Access To The Outdoors
If your dog is used to ringing a bell, barking at the door, or sitting in front of you while you’re watching TV as a way to let you know they need to go out, it’s time to rework the process. While cats always have unlimited access to their bathroom, dogs require assistance. Start getting them into the routine of using the bathroom just before you leave for the day, and right when you get home. This will help avoid accidents indoors.
If running home during lunch isn’t an option, hiring a dog walker to provide bathroom breaks may be a good short-term solution. You can also consider installing a DogWatch® Hidden Fence and a pet door, so your pup can let themselves out when nature calls!
Get Them On Your New Schedule Ahead Of Time
Something you DO NOT want to do is spring your pet’s new schedule on them all at once. Doing so may cause immense amounts of stress, and they may even quickly develop separation anxiety as a result. Get your pet used to your fall schedule ahead of time by slowly transitioning them.
Start waking up earlier, get your pet used to new feeding times, implement early morning bathroom breaks, and simulate your morning routine of getting ready for school and work. When you finish “getting ready for the day”, leave the home for a few minutes. When this process is done gradually over a week or two, your pet will have the chance to get used to the routine over time and will be significantly less stressed as a result.

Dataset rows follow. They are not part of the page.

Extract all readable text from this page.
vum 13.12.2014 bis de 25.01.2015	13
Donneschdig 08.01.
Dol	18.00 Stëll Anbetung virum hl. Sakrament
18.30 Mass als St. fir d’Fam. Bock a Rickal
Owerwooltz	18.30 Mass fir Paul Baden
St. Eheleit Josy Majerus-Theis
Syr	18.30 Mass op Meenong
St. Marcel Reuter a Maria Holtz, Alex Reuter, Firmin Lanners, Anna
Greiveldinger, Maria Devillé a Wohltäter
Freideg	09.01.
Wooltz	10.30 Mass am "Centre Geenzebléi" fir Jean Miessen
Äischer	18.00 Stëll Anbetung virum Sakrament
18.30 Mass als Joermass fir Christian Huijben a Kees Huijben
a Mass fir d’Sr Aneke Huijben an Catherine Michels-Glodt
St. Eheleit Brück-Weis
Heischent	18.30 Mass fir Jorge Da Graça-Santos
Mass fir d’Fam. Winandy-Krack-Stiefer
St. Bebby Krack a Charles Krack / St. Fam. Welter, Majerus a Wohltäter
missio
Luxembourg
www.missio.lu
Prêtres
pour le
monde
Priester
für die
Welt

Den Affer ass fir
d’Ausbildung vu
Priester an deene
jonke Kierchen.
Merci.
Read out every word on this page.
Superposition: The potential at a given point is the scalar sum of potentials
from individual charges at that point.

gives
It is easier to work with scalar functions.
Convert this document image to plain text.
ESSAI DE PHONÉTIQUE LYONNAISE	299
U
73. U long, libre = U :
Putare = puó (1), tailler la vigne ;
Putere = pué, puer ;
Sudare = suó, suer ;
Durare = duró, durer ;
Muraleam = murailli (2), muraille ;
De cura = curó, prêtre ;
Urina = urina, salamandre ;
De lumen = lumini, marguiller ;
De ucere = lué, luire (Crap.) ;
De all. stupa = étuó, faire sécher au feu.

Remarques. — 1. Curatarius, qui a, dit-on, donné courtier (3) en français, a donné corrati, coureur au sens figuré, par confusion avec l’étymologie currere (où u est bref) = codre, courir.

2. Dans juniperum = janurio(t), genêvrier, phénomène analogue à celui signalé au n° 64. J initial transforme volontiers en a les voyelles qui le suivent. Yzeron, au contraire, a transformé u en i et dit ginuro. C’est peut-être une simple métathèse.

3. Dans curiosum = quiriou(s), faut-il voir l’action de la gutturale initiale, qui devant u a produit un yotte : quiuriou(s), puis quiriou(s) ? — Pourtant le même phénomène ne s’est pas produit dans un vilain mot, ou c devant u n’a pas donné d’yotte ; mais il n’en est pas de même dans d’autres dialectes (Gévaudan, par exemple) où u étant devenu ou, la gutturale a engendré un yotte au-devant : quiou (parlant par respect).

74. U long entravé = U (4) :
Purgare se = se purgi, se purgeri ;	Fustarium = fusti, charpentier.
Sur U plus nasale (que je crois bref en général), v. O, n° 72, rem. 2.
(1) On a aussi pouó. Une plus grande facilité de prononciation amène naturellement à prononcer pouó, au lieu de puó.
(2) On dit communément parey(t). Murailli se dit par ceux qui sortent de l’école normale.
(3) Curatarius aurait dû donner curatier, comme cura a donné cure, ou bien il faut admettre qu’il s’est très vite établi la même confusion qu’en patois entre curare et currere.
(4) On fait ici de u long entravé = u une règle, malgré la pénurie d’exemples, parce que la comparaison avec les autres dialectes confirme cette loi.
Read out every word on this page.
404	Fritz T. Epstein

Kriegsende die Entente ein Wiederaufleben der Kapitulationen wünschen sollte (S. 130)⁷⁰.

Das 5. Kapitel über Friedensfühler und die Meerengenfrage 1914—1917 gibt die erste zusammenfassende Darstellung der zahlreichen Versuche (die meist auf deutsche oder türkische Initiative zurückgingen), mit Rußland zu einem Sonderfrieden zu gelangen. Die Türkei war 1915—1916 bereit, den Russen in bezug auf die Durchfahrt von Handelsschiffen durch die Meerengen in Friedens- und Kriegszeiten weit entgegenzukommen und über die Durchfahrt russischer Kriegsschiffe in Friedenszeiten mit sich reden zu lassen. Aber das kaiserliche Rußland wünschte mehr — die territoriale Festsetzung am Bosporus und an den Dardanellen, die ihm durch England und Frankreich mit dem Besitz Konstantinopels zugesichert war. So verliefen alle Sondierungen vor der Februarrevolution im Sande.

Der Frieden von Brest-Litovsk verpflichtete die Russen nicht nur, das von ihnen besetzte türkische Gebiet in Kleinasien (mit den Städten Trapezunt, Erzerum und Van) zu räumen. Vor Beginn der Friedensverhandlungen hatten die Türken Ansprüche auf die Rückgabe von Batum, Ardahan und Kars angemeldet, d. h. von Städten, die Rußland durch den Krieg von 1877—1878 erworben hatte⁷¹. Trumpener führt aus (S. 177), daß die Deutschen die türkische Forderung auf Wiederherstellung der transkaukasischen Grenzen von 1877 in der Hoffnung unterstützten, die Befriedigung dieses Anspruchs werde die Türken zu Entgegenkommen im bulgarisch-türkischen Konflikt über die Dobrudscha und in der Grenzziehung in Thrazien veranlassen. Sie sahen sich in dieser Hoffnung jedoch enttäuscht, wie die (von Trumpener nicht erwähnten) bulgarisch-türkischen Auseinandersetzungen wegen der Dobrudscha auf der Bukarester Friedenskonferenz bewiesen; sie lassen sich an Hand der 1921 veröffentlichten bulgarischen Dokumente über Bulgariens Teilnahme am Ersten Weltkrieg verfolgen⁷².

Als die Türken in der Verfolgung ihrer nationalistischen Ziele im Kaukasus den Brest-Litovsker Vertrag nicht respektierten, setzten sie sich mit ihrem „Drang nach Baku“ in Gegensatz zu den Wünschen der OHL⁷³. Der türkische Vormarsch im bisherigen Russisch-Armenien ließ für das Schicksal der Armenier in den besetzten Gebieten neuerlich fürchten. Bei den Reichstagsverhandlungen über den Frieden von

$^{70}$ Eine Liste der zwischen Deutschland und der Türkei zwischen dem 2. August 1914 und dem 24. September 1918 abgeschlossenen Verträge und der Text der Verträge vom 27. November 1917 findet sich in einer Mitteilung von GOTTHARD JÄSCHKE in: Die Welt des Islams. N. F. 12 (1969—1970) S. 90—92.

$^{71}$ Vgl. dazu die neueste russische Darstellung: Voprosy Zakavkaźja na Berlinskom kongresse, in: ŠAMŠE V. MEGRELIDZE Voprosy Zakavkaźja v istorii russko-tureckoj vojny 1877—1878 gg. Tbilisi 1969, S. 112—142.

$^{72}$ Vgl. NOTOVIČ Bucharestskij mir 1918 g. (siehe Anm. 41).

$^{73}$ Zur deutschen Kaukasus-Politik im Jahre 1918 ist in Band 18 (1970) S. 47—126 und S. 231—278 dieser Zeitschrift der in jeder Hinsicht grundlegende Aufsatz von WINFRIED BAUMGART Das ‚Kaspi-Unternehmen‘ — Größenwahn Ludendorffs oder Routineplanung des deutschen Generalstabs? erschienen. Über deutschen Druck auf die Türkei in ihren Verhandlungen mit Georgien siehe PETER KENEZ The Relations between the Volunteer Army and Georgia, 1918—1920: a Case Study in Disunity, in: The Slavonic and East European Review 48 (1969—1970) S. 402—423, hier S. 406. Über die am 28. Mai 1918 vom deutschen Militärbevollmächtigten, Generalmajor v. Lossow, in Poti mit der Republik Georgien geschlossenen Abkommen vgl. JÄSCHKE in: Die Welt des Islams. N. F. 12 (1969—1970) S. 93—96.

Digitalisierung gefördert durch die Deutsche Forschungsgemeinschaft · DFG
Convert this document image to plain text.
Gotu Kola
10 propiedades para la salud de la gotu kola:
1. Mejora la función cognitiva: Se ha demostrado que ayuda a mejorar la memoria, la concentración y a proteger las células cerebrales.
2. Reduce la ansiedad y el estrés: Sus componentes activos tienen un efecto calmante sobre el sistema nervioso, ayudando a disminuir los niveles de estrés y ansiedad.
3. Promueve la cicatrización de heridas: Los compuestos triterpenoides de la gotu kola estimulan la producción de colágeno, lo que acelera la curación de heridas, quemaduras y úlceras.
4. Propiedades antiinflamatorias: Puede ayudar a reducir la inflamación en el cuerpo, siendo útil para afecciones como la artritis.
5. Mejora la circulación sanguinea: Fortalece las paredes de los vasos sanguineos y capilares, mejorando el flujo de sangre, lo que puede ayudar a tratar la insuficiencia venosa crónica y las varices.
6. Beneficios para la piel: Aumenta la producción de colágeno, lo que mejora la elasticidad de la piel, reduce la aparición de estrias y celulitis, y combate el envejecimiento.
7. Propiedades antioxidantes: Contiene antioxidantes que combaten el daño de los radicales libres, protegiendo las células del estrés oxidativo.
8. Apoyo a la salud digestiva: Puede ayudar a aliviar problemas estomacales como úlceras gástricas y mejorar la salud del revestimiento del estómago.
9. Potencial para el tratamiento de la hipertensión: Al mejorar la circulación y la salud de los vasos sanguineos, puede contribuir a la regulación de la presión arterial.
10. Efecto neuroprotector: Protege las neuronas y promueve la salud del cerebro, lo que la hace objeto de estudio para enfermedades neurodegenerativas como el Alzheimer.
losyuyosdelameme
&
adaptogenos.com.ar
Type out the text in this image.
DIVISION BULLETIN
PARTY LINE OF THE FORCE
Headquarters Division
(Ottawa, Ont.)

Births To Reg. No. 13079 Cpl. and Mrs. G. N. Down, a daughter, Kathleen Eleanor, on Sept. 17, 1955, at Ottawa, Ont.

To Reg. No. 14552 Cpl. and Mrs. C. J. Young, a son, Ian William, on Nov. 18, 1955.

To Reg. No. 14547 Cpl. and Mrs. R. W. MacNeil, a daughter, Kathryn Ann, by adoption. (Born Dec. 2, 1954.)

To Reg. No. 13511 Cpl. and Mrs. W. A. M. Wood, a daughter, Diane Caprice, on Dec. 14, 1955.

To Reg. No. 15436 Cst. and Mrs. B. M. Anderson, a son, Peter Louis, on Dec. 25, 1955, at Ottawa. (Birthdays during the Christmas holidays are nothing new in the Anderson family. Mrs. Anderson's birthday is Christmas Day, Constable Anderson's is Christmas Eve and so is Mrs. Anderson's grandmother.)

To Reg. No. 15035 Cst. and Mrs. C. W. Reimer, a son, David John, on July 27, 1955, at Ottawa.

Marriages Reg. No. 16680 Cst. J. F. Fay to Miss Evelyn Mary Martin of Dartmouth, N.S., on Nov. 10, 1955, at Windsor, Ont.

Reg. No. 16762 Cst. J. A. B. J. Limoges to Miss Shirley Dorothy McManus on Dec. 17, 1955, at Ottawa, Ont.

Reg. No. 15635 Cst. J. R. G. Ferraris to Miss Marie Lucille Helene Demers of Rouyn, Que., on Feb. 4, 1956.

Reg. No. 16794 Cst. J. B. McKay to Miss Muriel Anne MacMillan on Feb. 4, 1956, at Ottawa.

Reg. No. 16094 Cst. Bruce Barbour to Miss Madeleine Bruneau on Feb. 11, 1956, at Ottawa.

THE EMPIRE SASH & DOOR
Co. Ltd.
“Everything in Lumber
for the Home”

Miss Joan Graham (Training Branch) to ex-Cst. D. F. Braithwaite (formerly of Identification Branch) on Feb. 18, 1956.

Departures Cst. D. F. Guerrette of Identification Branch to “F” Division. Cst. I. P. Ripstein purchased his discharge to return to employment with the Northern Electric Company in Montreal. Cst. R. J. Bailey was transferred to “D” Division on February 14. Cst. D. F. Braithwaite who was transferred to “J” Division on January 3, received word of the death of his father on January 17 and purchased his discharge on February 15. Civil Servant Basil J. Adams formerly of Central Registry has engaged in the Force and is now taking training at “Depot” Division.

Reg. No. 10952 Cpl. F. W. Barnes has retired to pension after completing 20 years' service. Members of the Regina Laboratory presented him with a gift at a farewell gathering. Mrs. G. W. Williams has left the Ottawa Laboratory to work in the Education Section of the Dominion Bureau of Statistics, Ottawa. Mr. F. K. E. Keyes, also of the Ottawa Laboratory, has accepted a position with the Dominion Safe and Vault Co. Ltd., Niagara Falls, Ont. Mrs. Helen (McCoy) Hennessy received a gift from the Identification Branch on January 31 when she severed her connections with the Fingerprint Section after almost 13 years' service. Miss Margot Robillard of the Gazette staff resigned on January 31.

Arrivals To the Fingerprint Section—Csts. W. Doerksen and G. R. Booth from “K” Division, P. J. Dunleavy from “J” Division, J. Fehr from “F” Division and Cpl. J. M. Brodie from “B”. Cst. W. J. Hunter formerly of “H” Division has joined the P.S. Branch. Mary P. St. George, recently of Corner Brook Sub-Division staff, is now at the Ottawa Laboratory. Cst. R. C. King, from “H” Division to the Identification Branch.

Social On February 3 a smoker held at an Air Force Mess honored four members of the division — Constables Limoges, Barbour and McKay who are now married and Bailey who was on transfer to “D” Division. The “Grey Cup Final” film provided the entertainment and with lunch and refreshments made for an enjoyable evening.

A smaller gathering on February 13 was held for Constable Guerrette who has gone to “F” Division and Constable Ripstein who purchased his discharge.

Your pet is a member of your family, and they’ll have to adjust to the new routine just like everyone else in the home. Allowing your pet to ease into the new schedule, giving them access to their bathroom areas, giving them adequate physical and mental stimulation, and not making a big deal out of leaving and coming home are all easy ways to help them transition to a new schedule and avoid stress. A little effort goes a long way to keeping your pet physically and mentally healthy.